Rosato e Bonetti che entrano in Azione e dicono addio a Matteo Renzi. Una frattura clamorosa e quella di Ettore Rosato in modo particolare, un addio che fa male vista la profonda convergeza negli anni del PD tra i due. M sono state le parole di Elena Bonettoi a sucitare le polemiche maggiori.
L’ex ministra del governo Draghi aveva definito accozzaglia la eventuale lista per le Europee tra Azione, Più Europa e appunto Italia Viva suscitando la reprimenda Roberto Giachetti che invitava la Bonetti a provare vergogna per le affermazioni rese dopo essere stata ministra proprio grazie a Renzi.
Senza dubbio la campagna acquisti di Calenda in territorio renziano complica, tanto per usare un eufemismo, i già precari rapporti in quello che fu definito Terzo Polo e che pare tramontare visto che Calenda afferma di non essere ointenzionato a fare “una lista indistinta che accolga Italia Viva e che non sarebbe credibile per gli elettori.
Entriamo per allargare Azione e per avviare un processo di costruzione di un nuovo partito unitario, dice la Bonetti, mentre Ettore Rosato intende contribuire alla creazione di un partito che abbia la capacità di rompere il bipolarismo. Nella disputa entra anche Clemente Mastella che con Renzi ha stabilito un patto elettorale e politico e per cui tanto reo tempo si volse per gli effetti prodotti in ambito locale. Mastella bacchetta la Bonetti con un certo barocchismo verbale.
“L’ex ministro e prof di matematica Bonetti si è specializzata nel contrario dell’algebra politica: divide e non aggiunge, in una bizzarra forma di ortopedia strategica al contrario che non ricompone ma aggrava le fratture. Forse propende per una nuova teoria geometrica: disfare é meglio di costruire.

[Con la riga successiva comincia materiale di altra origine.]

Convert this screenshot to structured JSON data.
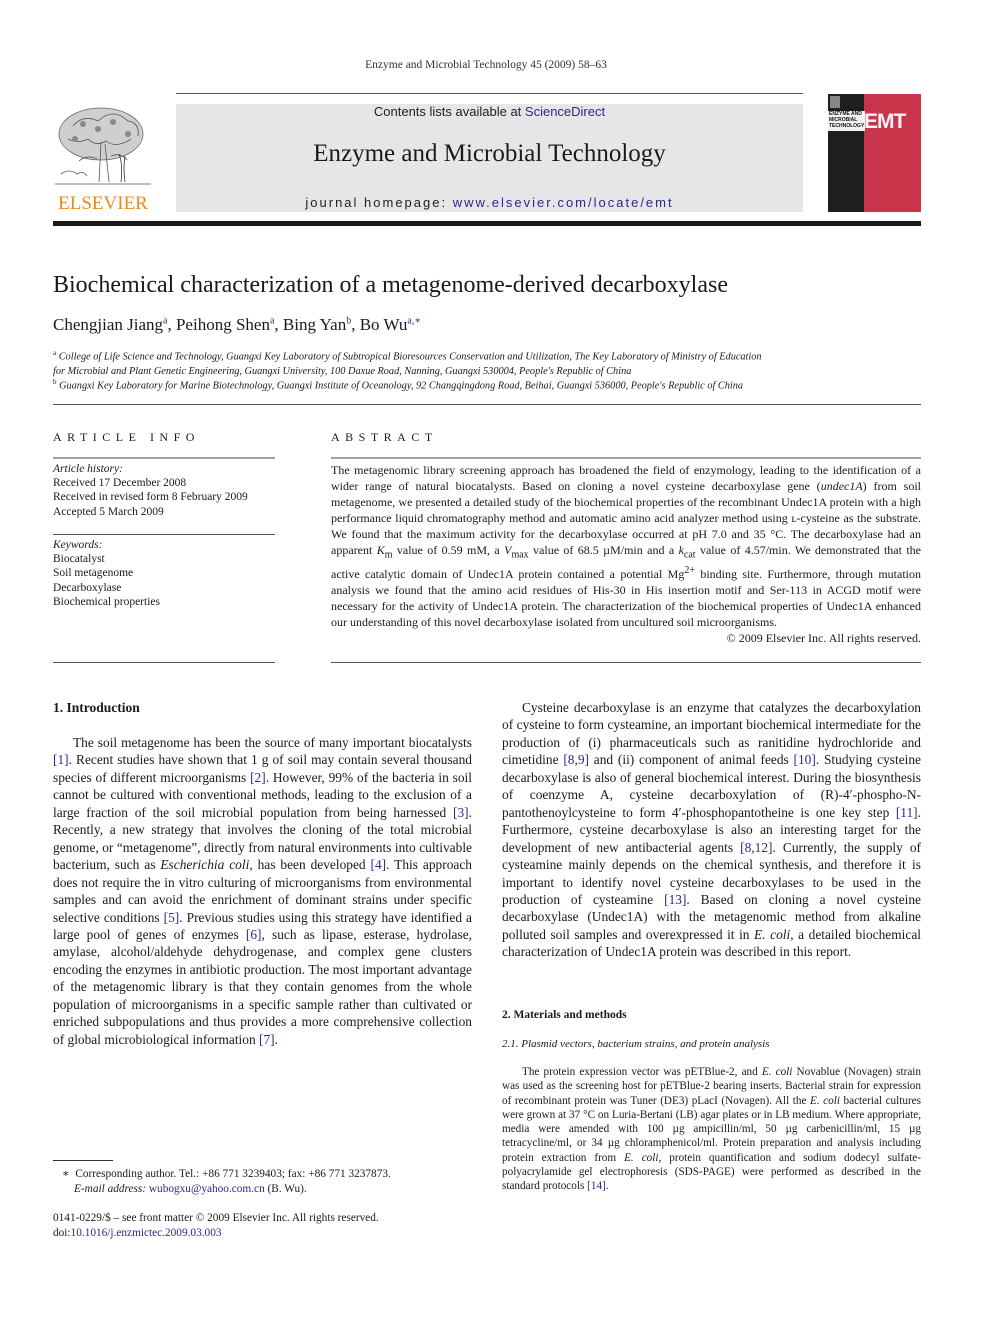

Mitighi piuttosto, prosegue Mastella, questa furia inutilmente distruttiva, anche perché fa l’esatto contrario di quanto auspicato dai colonnelli – e dai generali – europei del suo raggruppamento”. L’area moderata – ha aggiunto Mastella – ha bisogno di mediatori intelligenti che coniughino il buon senso e la moderazione. Chi si assume la responsabilità dell’arroganza divisiva, domani potrebbe doversi assumere quella, ben più scomoda, di una disfatta politico-elettorale.”